Values of the Green Man


Our kids were sent to Mrs. Moon’s preschool.

In Port Clinton, Ohio, in the late 1990s, she was a favorite of many families, and she lived up to the billing.

The lasting impact for us was not the values and lessons she bestowed on our boys.

It was the lesson she instilled in two newer parents.

One class day when it was time to leave, our son was missing his little green-man toy he brought that day.

Or was it the red man? Or blue man?

It was the kind of toy every boy had: A nondescript plastic thingy with no real brand name that a 3-year-old could recall. It cost about 50 cents in the plastic-thingy bin at the dollar store.

But it came with totally awesome powers that could soar planets, demolish mountains with one punch and take down bad dads who said no to more ice cream.
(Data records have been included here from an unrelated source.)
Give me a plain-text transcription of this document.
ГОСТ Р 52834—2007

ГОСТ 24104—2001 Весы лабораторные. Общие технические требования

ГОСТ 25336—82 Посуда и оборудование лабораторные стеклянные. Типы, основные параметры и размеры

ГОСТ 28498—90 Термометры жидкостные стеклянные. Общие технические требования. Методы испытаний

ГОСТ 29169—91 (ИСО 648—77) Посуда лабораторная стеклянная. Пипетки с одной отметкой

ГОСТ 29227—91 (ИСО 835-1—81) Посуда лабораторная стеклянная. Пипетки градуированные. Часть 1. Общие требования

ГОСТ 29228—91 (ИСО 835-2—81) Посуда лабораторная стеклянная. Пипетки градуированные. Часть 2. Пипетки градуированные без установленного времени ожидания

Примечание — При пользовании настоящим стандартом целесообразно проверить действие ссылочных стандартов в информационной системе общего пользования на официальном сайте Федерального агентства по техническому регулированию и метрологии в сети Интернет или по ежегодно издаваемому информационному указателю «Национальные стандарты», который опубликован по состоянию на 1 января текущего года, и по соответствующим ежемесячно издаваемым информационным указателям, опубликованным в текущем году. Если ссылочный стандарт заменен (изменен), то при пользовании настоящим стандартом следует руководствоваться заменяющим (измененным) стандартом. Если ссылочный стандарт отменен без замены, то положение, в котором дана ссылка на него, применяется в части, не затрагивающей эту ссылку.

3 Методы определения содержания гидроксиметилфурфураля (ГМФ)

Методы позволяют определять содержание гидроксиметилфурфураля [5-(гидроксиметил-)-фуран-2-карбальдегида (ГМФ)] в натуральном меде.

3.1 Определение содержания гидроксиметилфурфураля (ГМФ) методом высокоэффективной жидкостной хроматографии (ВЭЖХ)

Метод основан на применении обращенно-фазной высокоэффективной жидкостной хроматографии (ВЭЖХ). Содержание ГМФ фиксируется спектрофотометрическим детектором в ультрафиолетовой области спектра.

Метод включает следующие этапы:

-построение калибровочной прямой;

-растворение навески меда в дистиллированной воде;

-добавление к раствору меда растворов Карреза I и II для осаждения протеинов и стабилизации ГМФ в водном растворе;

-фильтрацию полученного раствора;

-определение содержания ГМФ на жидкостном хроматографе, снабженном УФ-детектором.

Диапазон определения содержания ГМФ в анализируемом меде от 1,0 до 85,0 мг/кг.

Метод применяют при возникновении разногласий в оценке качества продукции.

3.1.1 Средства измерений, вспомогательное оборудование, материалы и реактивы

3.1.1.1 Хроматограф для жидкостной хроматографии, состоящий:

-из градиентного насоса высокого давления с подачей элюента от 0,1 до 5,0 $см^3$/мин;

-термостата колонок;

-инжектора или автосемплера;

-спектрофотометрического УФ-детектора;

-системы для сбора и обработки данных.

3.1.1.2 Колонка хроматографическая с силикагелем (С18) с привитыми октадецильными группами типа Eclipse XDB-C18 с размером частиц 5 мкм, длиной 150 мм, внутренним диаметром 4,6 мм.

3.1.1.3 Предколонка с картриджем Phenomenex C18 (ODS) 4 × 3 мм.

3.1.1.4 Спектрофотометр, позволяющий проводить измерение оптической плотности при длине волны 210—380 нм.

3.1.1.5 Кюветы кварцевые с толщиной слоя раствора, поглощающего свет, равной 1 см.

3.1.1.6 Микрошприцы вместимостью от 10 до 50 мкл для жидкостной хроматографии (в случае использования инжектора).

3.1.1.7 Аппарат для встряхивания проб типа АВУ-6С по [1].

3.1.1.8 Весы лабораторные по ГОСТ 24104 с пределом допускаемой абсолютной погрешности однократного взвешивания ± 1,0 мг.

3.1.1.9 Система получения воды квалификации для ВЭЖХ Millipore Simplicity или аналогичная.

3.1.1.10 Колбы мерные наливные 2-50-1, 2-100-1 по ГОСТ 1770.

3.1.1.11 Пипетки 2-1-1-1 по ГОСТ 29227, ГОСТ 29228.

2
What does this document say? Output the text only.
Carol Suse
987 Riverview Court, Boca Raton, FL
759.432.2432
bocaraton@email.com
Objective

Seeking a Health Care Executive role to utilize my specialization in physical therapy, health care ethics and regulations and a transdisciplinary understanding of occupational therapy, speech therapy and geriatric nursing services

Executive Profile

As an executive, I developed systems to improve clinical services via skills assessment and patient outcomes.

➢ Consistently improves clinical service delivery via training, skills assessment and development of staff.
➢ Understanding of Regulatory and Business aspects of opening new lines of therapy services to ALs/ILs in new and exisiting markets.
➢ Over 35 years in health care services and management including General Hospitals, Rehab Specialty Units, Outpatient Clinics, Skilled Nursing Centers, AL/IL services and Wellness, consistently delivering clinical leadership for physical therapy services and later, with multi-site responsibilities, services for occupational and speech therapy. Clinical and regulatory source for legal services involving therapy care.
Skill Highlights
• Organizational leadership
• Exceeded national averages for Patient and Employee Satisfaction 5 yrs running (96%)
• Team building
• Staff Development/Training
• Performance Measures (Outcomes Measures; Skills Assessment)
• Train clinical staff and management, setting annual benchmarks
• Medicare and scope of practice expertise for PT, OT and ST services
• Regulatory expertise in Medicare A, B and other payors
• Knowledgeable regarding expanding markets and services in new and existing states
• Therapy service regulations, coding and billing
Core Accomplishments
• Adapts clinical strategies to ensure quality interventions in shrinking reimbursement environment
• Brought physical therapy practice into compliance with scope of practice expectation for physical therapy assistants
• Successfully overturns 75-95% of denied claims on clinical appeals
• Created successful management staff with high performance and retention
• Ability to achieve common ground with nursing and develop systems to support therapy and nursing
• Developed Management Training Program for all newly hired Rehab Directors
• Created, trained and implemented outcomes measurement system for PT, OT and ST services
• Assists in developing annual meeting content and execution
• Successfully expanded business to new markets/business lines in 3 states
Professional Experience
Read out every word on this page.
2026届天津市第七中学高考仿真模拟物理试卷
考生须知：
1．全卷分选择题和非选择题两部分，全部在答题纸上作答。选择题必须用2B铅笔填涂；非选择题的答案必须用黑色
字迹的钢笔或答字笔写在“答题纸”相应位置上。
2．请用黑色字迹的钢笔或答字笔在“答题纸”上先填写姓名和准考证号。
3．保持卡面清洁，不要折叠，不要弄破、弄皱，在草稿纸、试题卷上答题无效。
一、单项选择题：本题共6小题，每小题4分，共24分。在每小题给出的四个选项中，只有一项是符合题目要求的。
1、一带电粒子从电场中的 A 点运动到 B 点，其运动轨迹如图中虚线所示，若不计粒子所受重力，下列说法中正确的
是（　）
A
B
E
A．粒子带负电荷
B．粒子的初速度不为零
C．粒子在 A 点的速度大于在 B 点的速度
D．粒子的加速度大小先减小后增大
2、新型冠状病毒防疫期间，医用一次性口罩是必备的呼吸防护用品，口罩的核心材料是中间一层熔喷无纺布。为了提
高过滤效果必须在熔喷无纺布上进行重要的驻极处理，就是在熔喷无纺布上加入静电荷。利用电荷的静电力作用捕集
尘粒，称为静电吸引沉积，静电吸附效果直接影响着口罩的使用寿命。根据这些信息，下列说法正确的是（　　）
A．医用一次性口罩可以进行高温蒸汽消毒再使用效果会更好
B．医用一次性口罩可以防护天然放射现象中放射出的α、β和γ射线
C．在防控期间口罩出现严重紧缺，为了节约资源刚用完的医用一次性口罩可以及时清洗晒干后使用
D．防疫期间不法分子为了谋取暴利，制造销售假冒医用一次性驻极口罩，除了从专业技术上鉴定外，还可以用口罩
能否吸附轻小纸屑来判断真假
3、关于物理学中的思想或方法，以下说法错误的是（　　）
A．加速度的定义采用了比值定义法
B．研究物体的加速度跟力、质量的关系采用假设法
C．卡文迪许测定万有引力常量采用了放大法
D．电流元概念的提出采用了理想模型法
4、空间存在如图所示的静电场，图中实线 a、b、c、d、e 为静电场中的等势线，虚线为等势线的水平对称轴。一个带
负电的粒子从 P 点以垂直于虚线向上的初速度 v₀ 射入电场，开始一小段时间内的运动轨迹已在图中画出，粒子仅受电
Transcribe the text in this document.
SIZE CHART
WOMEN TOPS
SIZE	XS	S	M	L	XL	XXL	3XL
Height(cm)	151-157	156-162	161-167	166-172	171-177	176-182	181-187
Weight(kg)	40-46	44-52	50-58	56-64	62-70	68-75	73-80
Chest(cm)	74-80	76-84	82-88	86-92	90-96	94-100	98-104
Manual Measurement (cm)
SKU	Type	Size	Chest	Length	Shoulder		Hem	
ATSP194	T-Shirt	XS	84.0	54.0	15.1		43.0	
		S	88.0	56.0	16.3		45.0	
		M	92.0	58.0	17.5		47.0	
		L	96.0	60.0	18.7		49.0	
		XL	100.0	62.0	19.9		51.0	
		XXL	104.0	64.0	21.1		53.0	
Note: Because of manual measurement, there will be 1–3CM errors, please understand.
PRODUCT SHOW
Well, Green Man was missing as it was time to go.

Our son was stricken. But as parents with a schedule and another 50 cents to get another toy, we were ready to go.

“It’s not that important,” we said.

Mrs. Moon looked at us with a polite force of 1,000 Green Men:

“No. But it is important to him. We will look for it.”

Mom and dad were going nowhere.

In short time, Green Man was found, and a son had his vital superpower friend of that moment.

More importantly, a parental lesson was served.

It lasts through today as one of Mrs. Moon’s boys graduates high school a few hours down the road from Port Clinton.

I’ll admit now: There’s no way in hell I was able to spend the past 15 years perfectly adhering to Mrs. Moon’s lesson.

I tried. It seemed her voice would sound loudest at the most pivotal moments of child-rearing.

Most parents want their kids to be so much – what’s important to us. But try as we might, they will ultimately be who they want to be – what is important to them.

Within our tiny hockey community, I was rightfully teased for launching this booming verbal “Skate” from the bleachers when our oldest was in or near the play. Accurately spelled out, I think my yell would look like “Skaaayyyyyytttte.” He heard it, as did the entire arena, as did most folks in whatever Zip code we’d be in that moment.

The urging was important to me. But it wasn’t important to him – in that form, at least. The result was, I yelled “Skaaaaayyyyyyyytttte” his first few years of hockey with no sustained effect. These past few years have been as exceptionally quiet as the first few years were loud.

Such scenarios have played out many times across many life episodes for our graduate and his brothers. In the house, in school, in the community, on stage, on ice, on the field, at the dinner table, etc.

When our parent-child agendas would conflict, Mrs. Moon’s lesson would find its way out of a tidy corner of my memory. Sometimes it arrived in time. Sometimes it came too late – at the best quiet of day just before you sleep when you can wonder uninterrupted. “As a parent, are you doing what’s best?”

So we now have our first graduate today – a moment both proud and perilous.

One dad I know shrugged off his son’s graduation this year. It was his fourth child with a fifth still to graduate. Another dad shared a tale of his wife’s despair when their son graduated and started life anew 10 states away.

I’d guess our feelings are in the middle of that – proud yet petrified.

What has been important for us is to have him decide a calculated “next” that is normal, predictable and caters to the laws of probability.

However, over the past few weeks, what’s important to him is a “next” that is less normal, less predictable and less probable.

Mrs. Moon’s lesson echoed once again. And two parents listened. Again.